We can discuss the UK being behind but it's simply not true that "everyone in Switzerland, Nordic countries, Bulgaria, Romania and half of Asia are paying half the price for >10G than we do for ADSL". Init7s tariffs for example are all £630/year whether they deliver you 1Gbps or 25Gbps or VDSL. If you want to pay monthly rather than annually and get a static IPv4 then it's £73 a month - we had a thread started the other day suggesting Zen were too expensive, you can't have it both ways. If you want ISPs to invest then you need to run services priced at a level where that investment is possible.
If you want to seek out keenly priced services with limited availability and use that as representative of a whole country then B4RN will do you 10Gbps for £150/month, Community Fibre will offer 3Gbps for £89.
I was clearly being somewhat fatuous, but it's not true to say it's limited in availability per se. I mean, maybe init7 specifically but not good fibre infrastructure generally. In a similar way that you can or can't get VM or BT FTTP or whatever over here, in Sweden and Norway you can (or can't) get 10Gb fttp for about £20 a month, or in Romania 1 or 10Gbps are £10-20 per month, and it's the same in many parts of the world. It's not the pricing I'm taking issue with, it's the peculiarly British (and certainly OcUK) attitude that our creaking infrastructure is fine, and that because that individual can't see their
own use case for better Internet, others either shouldn't have it or should empty their wallets for what is - ultimately - a very cheap product.
Many people think dedicated GPUs are pointless - the one built into most CPUs works just fine for 'normal' things after all. My wife was shocked that a GPU could cost £200... Yeah, I have news for you... lol...

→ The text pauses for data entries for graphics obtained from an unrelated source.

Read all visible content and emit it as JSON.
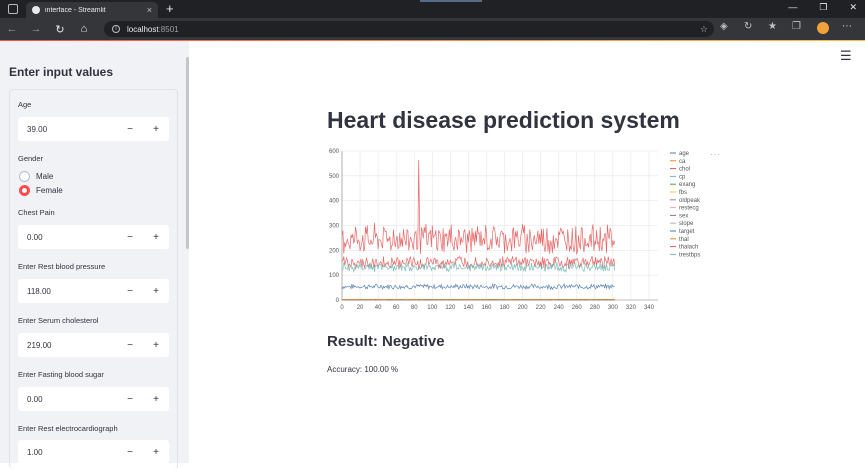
{
  "browser": {
    "tab_title": "interface - Streamlit",
    "tab_close": "×",
    "new_tab": "+",
    "url_host": "localhost",
    "url_port": ":8501",
    "nav_back": "←",
    "nav_forward": "→",
    "nav_reload": "↻",
    "nav_home": "⌂",
    "win_min": "—",
    "win_restore": "❐",
    "win_close": "✕"
  },
  "sidebar": {
    "title": "Enter input values",
    "age": {
      "label": "Age",
      "value": "39.00"
    },
    "gender": {
      "label": "Gender",
      "options": [
        "Male",
        "Female"
      ],
      "selected": "Female"
    },
    "chest_pain": {
      "label": "Chest Pain",
      "value": "0.00"
    },
    "rest_bp": {
      "label": "Enter Rest blood pressure",
      "value": "118.00"
    },
    "cholesterol": {
      "label": "Enter Serum cholesterol",
      "value": "219.00"
    },
    "fbs": {
      "label": "Enter Fasting blood sugar",
      "value": "0.00"
    },
    "restecg": {
      "label": "Enter Rest electrocardiograph",
      "value": "1.00"
    },
    "minus": "−",
    "plus": "+"
  },
  "main": {
    "menu_icon": "☰",
    "title": "Heart disease prediction system",
    "chart_menu": "···",
    "result": "Result: Negative",
    "accuracy": "Accuracy: 100.00 %"
  },
  "chart_data": {
    "type": "line",
    "x_ticks": [
      0,
      20,
      40,
      60,
      80,
      100,
      120,
      140,
      160,
      180,
      200,
      220,
      240,
      260,
      280,
      300,
      320,
      340
    ],
    "y_ticks": [
      0,
      100,
      200,
      300,
      400,
      500,
      600
    ],
    "xlim": [
      0,
      350
    ],
    "ylim": [
      0,
      600
    ],
    "n_points": 303,
    "grid": true,
    "legend_placement": "right",
    "series": [
      {
        "name": "age",
        "color": "#4c78a8",
        "mean": 54,
        "spread": 9
      },
      {
        "name": "ca",
        "color": "#f58518",
        "mean": 0.7,
        "spread": 1
      },
      {
        "name": "chol",
        "color": "#e45756",
        "mean": 246,
        "spread": 52,
        "peak": {
          "x": 85,
          "y": 564
        }
      },
      {
        "name": "cp",
        "color": "#72b7b2",
        "mean": 1,
        "spread": 1
      },
      {
        "name": "exang",
        "color": "#54a24b",
        "mean": 0.3,
        "spread": 0.5
      },
      {
        "name": "fbs",
        "color": "#eeca3b",
        "mean": 0.15,
        "spread": 0.4
      },
      {
        "name": "oldpeak",
        "color": "#b279a2",
        "mean": 1,
        "spread": 1.2
      },
      {
        "name": "restecg",
        "color": "#ff9da6",
        "mean": 0.5,
        "spread": 0.5
      },
      {
        "name": "sex",
        "color": "#9d755d",
        "mean": 0.7,
        "spread": 0.5
      },
      {
        "name": "slope",
        "color": "#bab0ac",
        "mean": 1.4,
        "spread": 0.6
      },
      {
        "name": "target",
        "color": "#4c78a8",
        "mean": 0.5,
        "spread": 0.5
      },
      {
        "name": "thal",
        "color": "#f58518",
        "mean": 2.3,
        "spread": 0.6
      },
      {
        "name": "thalach",
        "color": "#e45756",
        "mean": 150,
        "spread": 22
      },
      {
        "name": "trestbps",
        "color": "#72b7b2",
        "mean": 132,
        "spread": 17
      }
    ]
  }
}
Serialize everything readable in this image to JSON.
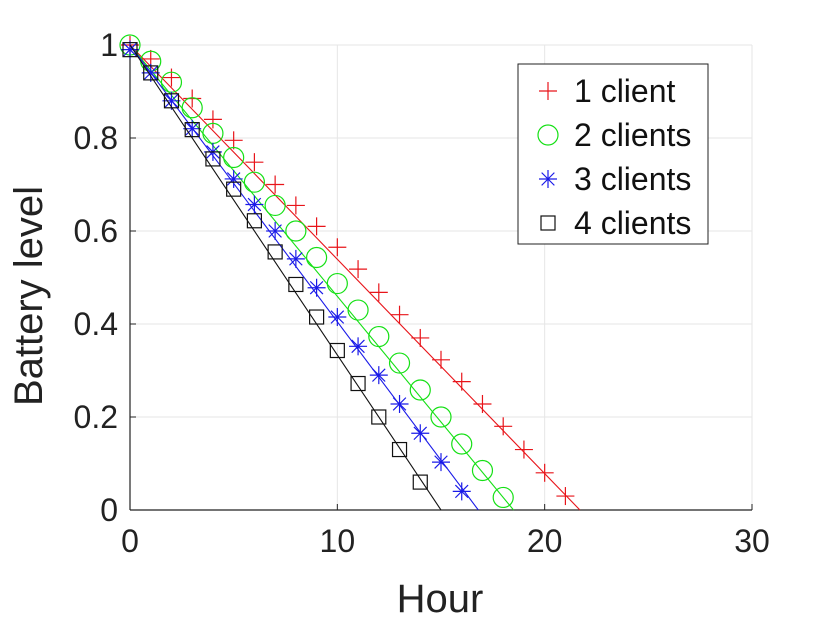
{
  "chart_data": {
    "type": "line",
    "xlabel": "Hour",
    "ylabel": "Battery level",
    "xlim": [
      0,
      30
    ],
    "ylim": [
      0,
      1
    ],
    "xticks": [
      "0",
      "10",
      "20",
      "30"
    ],
    "yticks": [
      "0",
      "0.2",
      "0.4",
      "0.6",
      "0.8",
      "1"
    ],
    "grid": true,
    "legend_position": "top-right",
    "series": [
      {
        "name": "1 client",
        "color": "#e8141a",
        "marker": "plus",
        "line": [
          [
            0,
            1.0
          ],
          [
            21.7,
            0.0
          ]
        ],
        "x": [
          0,
          1,
          2,
          3,
          4,
          5,
          6,
          7,
          8,
          9,
          10,
          11,
          12,
          13,
          14,
          15,
          16,
          17,
          18,
          19,
          20,
          21
        ],
        "y": [
          1.0,
          0.97,
          0.93,
          0.885,
          0.84,
          0.795,
          0.748,
          0.7,
          0.655,
          0.61,
          0.565,
          0.518,
          0.468,
          0.42,
          0.37,
          0.323,
          0.276,
          0.228,
          0.18,
          0.13,
          0.08,
          0.03
        ]
      },
      {
        "name": "2 clients",
        "color": "#15e015",
        "marker": "circle",
        "line": [
          [
            0,
            1.0
          ],
          [
            18.5,
            0.0
          ]
        ],
        "x": [
          0,
          1,
          2,
          3,
          4,
          5,
          6,
          7,
          8,
          9,
          10,
          11,
          12,
          13,
          14,
          15,
          16,
          17,
          18
        ],
        "y": [
          1.0,
          0.965,
          0.92,
          0.865,
          0.81,
          0.758,
          0.705,
          0.655,
          0.6,
          0.543,
          0.487,
          0.43,
          0.373,
          0.316,
          0.258,
          0.2,
          0.142,
          0.085,
          0.027
        ]
      },
      {
        "name": "3 clients",
        "color": "#1a1ae8",
        "marker": "asterisk",
        "line": [
          [
            0,
            1.0
          ],
          [
            16.8,
            0.0
          ]
        ],
        "x": [
          0,
          1,
          2,
          3,
          4,
          5,
          6,
          7,
          8,
          9,
          10,
          11,
          12,
          13,
          14,
          15,
          16
        ],
        "y": [
          0.99,
          0.94,
          0.88,
          0.82,
          0.77,
          0.712,
          0.657,
          0.6,
          0.54,
          0.478,
          0.415,
          0.352,
          0.29,
          0.228,
          0.165,
          0.103,
          0.04
        ]
      },
      {
        "name": "4 clients",
        "color": "#111111",
        "marker": "square",
        "line": [
          [
            0,
            1.0
          ],
          [
            15.0,
            0.0
          ]
        ],
        "x": [
          0,
          1,
          2,
          3,
          4,
          5,
          6,
          7,
          8,
          9,
          10,
          11,
          12,
          13,
          14
        ],
        "y": [
          0.99,
          0.94,
          0.88,
          0.818,
          0.755,
          0.69,
          0.622,
          0.555,
          0.485,
          0.415,
          0.343,
          0.272,
          0.2,
          0.13,
          0.06
        ]
      }
    ]
  }
}
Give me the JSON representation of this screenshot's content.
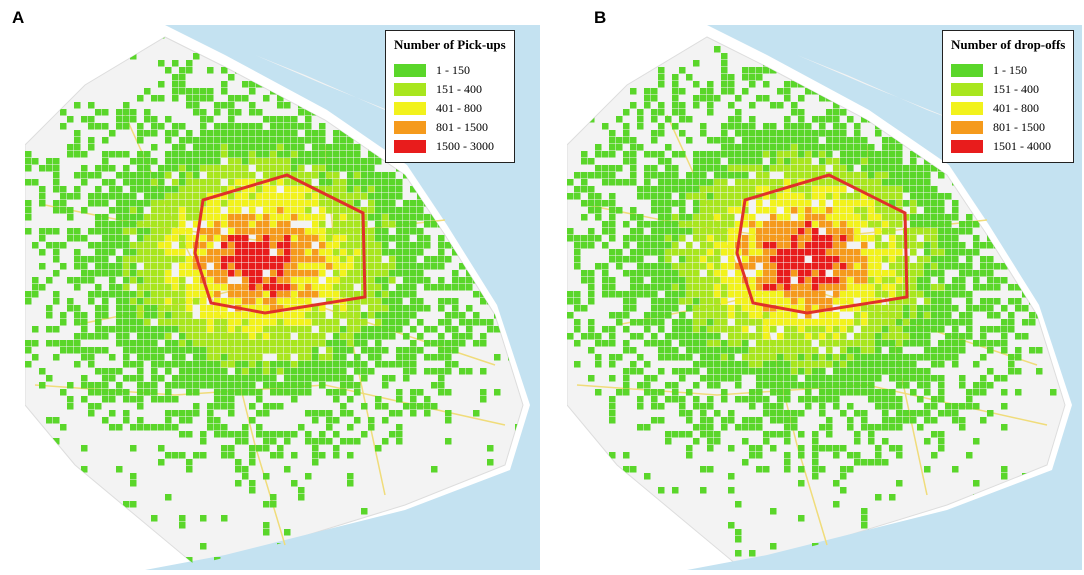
{
  "panels": [
    {
      "label": "A",
      "legend": {
        "title": "Number of Pick-ups",
        "items": [
          {
            "label": "1 - 150",
            "color": "#5ad62a"
          },
          {
            "label": "151 - 400",
            "color": "#a8e61e"
          },
          {
            "label": "401 - 800",
            "color": "#f2f21c"
          },
          {
            "label": "801 - 1500",
            "color": "#f59a1c"
          },
          {
            "label": "1500 - 3000",
            "color": "#e81c1c"
          }
        ]
      }
    },
    {
      "label": "B",
      "legend": {
        "title": "Number of drop-offs",
        "items": [
          {
            "label": "1 - 150",
            "color": "#5ad62a"
          },
          {
            "label": "151 - 400",
            "color": "#a8e61e"
          },
          {
            "label": "401 - 800",
            "color": "#f2f21c"
          },
          {
            "label": "801 - 1500",
            "color": "#f59a1c"
          },
          {
            "label": "1501 - 4000",
            "color": "#e81c1c"
          }
        ]
      }
    }
  ]
}
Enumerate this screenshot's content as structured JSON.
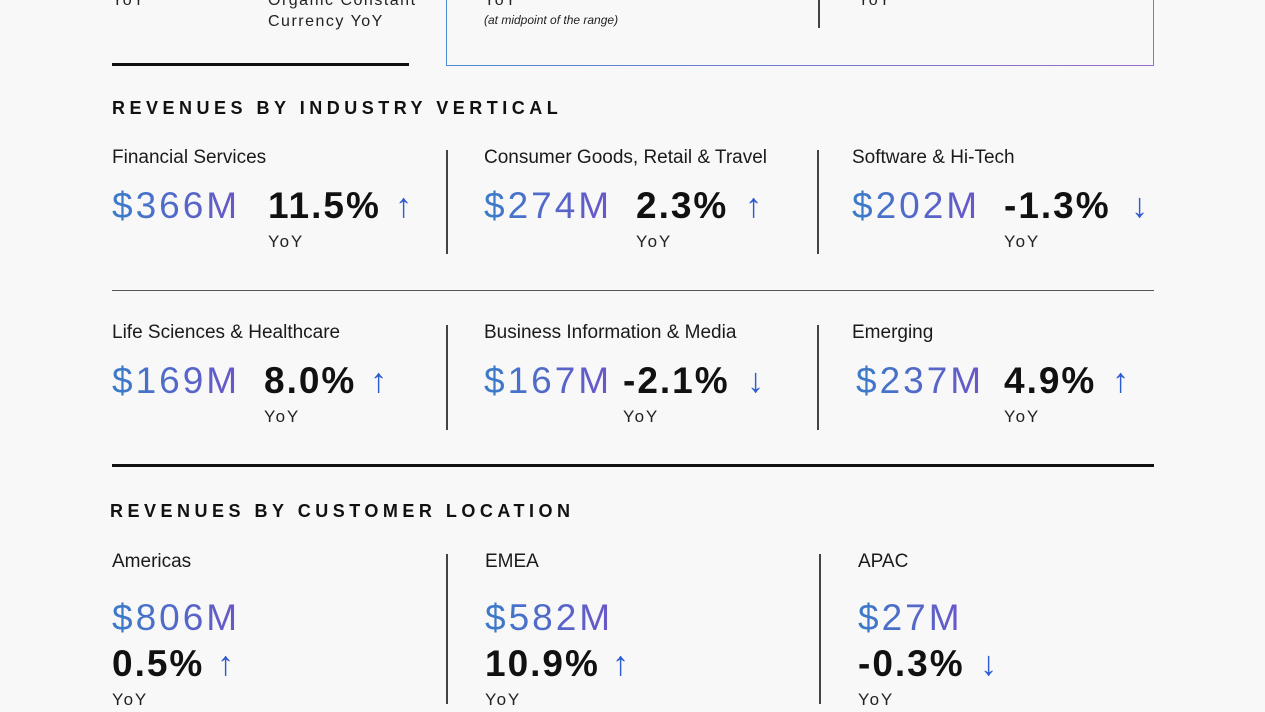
{
  "top": {
    "left_yoy": "YoY",
    "organic_line1": "Organic Constant",
    "organic_line2": "Currency YoY",
    "guidance_yoy": "YoY",
    "guidance_note": "(at midpoint of the range)",
    "right_yoy": "YoY"
  },
  "industry": {
    "title": "REVENUES BY INDUSTRY VERTICAL",
    "items": [
      {
        "name": "Financial Services",
        "amount": "$366M",
        "pct": "11.5%",
        "dir": "up",
        "yoy": "YoY"
      },
      {
        "name": "Consumer Goods, Retail & Travel",
        "amount": "$274M",
        "pct": "2.3%",
        "dir": "up",
        "yoy": "YoY"
      },
      {
        "name": "Software & Hi-Tech",
        "amount": "$202M",
        "pct": "-1.3%",
        "dir": "down",
        "yoy": "YoY"
      },
      {
        "name": "Life Sciences & Healthcare",
        "amount": "$169M",
        "pct": "8.0%",
        "dir": "up",
        "yoy": "YoY"
      },
      {
        "name": "Business Information & Media",
        "amount": "$167M",
        "pct": "-2.1%",
        "dir": "down",
        "yoy": "YoY"
      },
      {
        "name": "Emerging",
        "amount": "$237M",
        "pct": "4.9%",
        "dir": "up",
        "yoy": "YoY"
      }
    ]
  },
  "location": {
    "title": "REVENUES BY CUSTOMER LOCATION",
    "items": [
      {
        "name": "Americas",
        "amount": "$806M",
        "pct": "0.5%",
        "dir": "up",
        "yoy": "YoY"
      },
      {
        "name": "EMEA",
        "amount": "$582M",
        "pct": "10.9%",
        "dir": "up",
        "yoy": "YoY"
      },
      {
        "name": "APAC",
        "amount": "$27M",
        "pct": "-0.3%",
        "dir": "down",
        "yoy": "YoY"
      }
    ]
  },
  "icons": {
    "up": "arrow-up-icon",
    "down": "arrow-down-icon"
  },
  "colors": {
    "accent_blue": "#2d5bd2",
    "amount_gradient_start": "#3b7cc9",
    "amount_gradient_end": "#6a56c8"
  }
}
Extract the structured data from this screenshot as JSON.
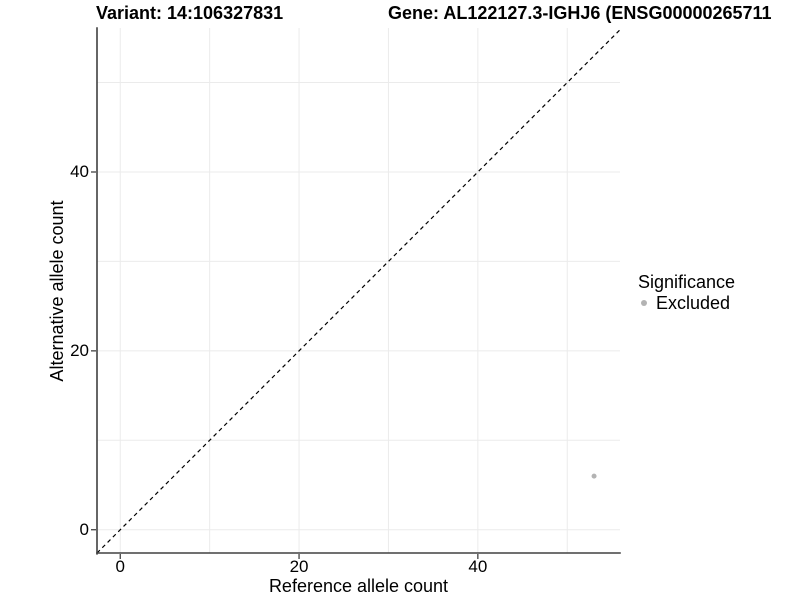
{
  "titles": {
    "left": "Variant: 14:106327831",
    "right": "Gene: AL122127.3-IGHJ6 (ENSG00000265711"
  },
  "legend": {
    "title": "Significance",
    "items": [
      {
        "label": "Excluded",
        "color": "#b3b3b3"
      }
    ]
  },
  "chart_data": {
    "type": "scatter",
    "title_left": "Variant: 14:106327831",
    "title_right": "Gene: AL122127.3-IGHJ6 (ENSG00000265711",
    "xlabel": "Reference allele count",
    "ylabel": "Alternative allele count",
    "xlim": [
      -2.6,
      55.9
    ],
    "ylim": [
      -2.6,
      56.1
    ],
    "x_ticks": [
      0,
      20,
      40
    ],
    "y_ticks": [
      0,
      20,
      40
    ],
    "grid_x": [
      0,
      10,
      20,
      30,
      40,
      50
    ],
    "grid_y": [
      0,
      10,
      20,
      30,
      40,
      50
    ],
    "grid_color": "#ebebeb",
    "axis_line_color": "#404040",
    "tick_mark_color": "#333333",
    "identity_line": {
      "slope": 1,
      "intercept": 0,
      "style": "dashed",
      "color": "#000000"
    },
    "series": [
      {
        "name": "Excluded",
        "color": "#b3b3b3",
        "point_radius": 2.5,
        "points": [
          {
            "x": 53,
            "y": 6
          }
        ]
      }
    ],
    "legend_title": "Significance",
    "legend_position": "right",
    "background": "#ffffff"
  }
}
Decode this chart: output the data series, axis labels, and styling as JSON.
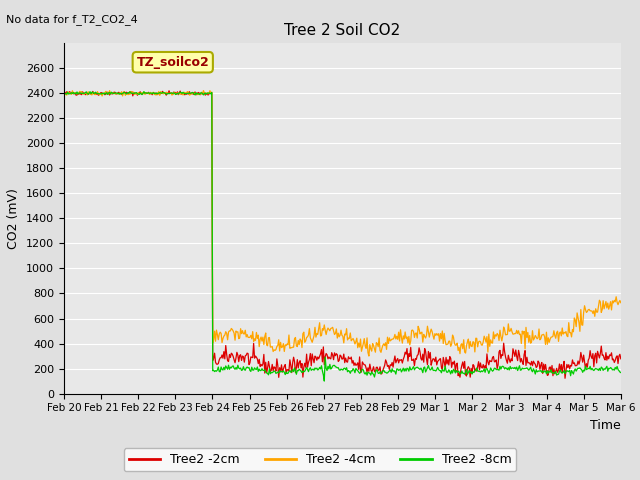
{
  "title": "Tree 2 Soil CO2",
  "no_data_label": "No data for f_T2_CO2_4",
  "ylabel": "CO2 (mV)",
  "xlabel": "Time",
  "annotation_label": "TZ_soilco2",
  "ylim": [
    0,
    2800
  ],
  "yticks": [
    0,
    200,
    400,
    600,
    800,
    1000,
    1200,
    1400,
    1600,
    1800,
    2000,
    2200,
    2400,
    2600
  ],
  "xtick_labels": [
    "Feb 20",
    "Feb 21",
    "Feb 22",
    "Feb 23",
    "Feb 24",
    "Feb 25",
    "Feb 26",
    "Feb 27",
    "Feb 28",
    "Feb 29",
    "Mar 1",
    "Mar 2",
    "Mar 3",
    "Mar 4",
    "Mar 5",
    "Mar 6"
  ],
  "fig_bg": "#e0e0e0",
  "plot_bg": "#e8e8e8",
  "legend_entries": [
    "Tree2 -2cm",
    "Tree2 -4cm",
    "Tree2 -8cm"
  ],
  "line_colors": [
    "#dd0000",
    "#ffa500",
    "#00cc00"
  ],
  "n_points": 600,
  "annotation_facecolor": "#ffffaa",
  "annotation_edgecolor": "#aaaa00",
  "annotation_textcolor": "#990000",
  "grid_color": "#ffffff",
  "title_fontsize": 11,
  "tick_fontsize": 8,
  "ylabel_fontsize": 9,
  "xlabel_fontsize": 9
}
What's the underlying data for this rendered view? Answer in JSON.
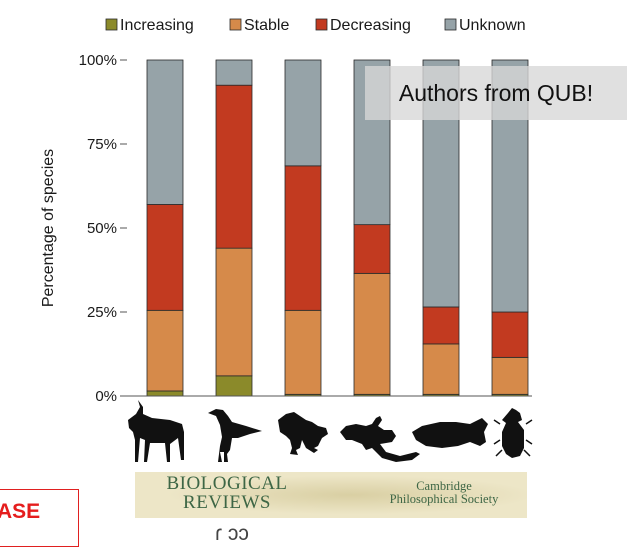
{
  "chart_data": {
    "type": "bar",
    "stacked": true,
    "title": "",
    "xlabel": "",
    "ylabel": "Percentage of species",
    "ylim": [
      0,
      100
    ],
    "yticks": [
      "0%",
      "25%",
      "50%",
      "75%",
      "100%"
    ],
    "yticks_values": [
      0,
      25,
      50,
      75,
      100
    ],
    "categories": [
      "Mammals",
      "Birds",
      "Amphibians",
      "Reptiles",
      "Fish",
      "Insects"
    ],
    "series": [
      {
        "name": "Increasing",
        "color": "#8b8a2a",
        "values": [
          1.5,
          6,
          0.5,
          0.5,
          0.5,
          0.5
        ]
      },
      {
        "name": "Stable",
        "color": "#d68a4a",
        "values": [
          24,
          38,
          25,
          36,
          15,
          11
        ]
      },
      {
        "name": "Decreasing",
        "color": "#c23a20",
        "values": [
          31.5,
          48.5,
          43,
          14.5,
          11,
          13.5
        ]
      },
      {
        "name": "Unknown",
        "color": "#96a3a8",
        "values": [
          43,
          7.5,
          31.5,
          49,
          73.5,
          75
        ]
      }
    ],
    "legend_position": "top",
    "animal_icons": [
      "antelope-icon",
      "bird-icon",
      "frog-icon",
      "lizard-icon",
      "fish-icon",
      "beetle-icon"
    ]
  },
  "annotation": {
    "text": "Authors from QUB!"
  },
  "banner": {
    "title_line1": "BIOLOGICAL",
    "title_line2": "REVIEWS",
    "society_line1": "Cambridge",
    "society_line2": "Philosophical Society"
  },
  "release_label": "ASE",
  "bottom_partial_text": "ɾ       ɔɔ"
}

That doesn't mean I think someone on here ought to bend over and grit their teeth because most people don't 'need' a new gen dedicated GPU. Rather I think modern technology and information sharing is there to be used, and we should be developing the infrastructure to support it accordingly.
If it wasn't for Thatcher the whole country would have FTTP everywhere already, and we'd not be having this conversation. With widespread symmetric fibre the whole discussion goes away, it's just there and you can use as much - or as little - as you wish. Our Internet is behind much of the world, and our attitude is also, seemingly, moulded to fit. I just don't understand the 'That's pointless' thinking, especially as a geek. Rather 'What new uses can I find or make for this?'.
If it wasn't for Openreach rolling out here soon, I would very much have paid for FTTPoD with a leased line. The Internet is one of the most important utilities after food and shelter. We were in the process of obtaining quotes when the rollout was marked. So, as it happens I probably won't need to. Meh.
I pay £31/mo for 900Mbps, so not every ISP is ripping people off, the situation is definitely getting better with all these new AltNets - CommunityFibre offers 3Gbps, not for £10/mo though.
The market has been quite stagnant with just VM & BT, so things are definitely shifting now.
Keep in mind in those countries a lot of costs for ISP's is significantly lower than it is for us.
The cost for engineers & potentially the cost of equipment (Asia) is much lower than it is here, and the overall cost on the ISP to have a presence in each location (building/racks etc)
It's a capitalistic society in the end of the day, you'd be foolish to expect things to cost the same as they do in Romania or Estonia.
I like how Init7 does it actually with the high setup fees on order, then a reasonable monthly fee.
I think that's acceptable and the way I'd propose for it to be done here.
I didn't say I expected them to be the same price, I was pointing out that the attitude of 'well if you want this niche, you should pay enterprise rates for it' is wrong. If our country had blown fibre when we had the chance, we'd be on par with the many countries where fast symmetric Internet is a given. We blow billions of pounds on nonsense in this country every year, it's a shame we're still so behind on what is a modern necessity.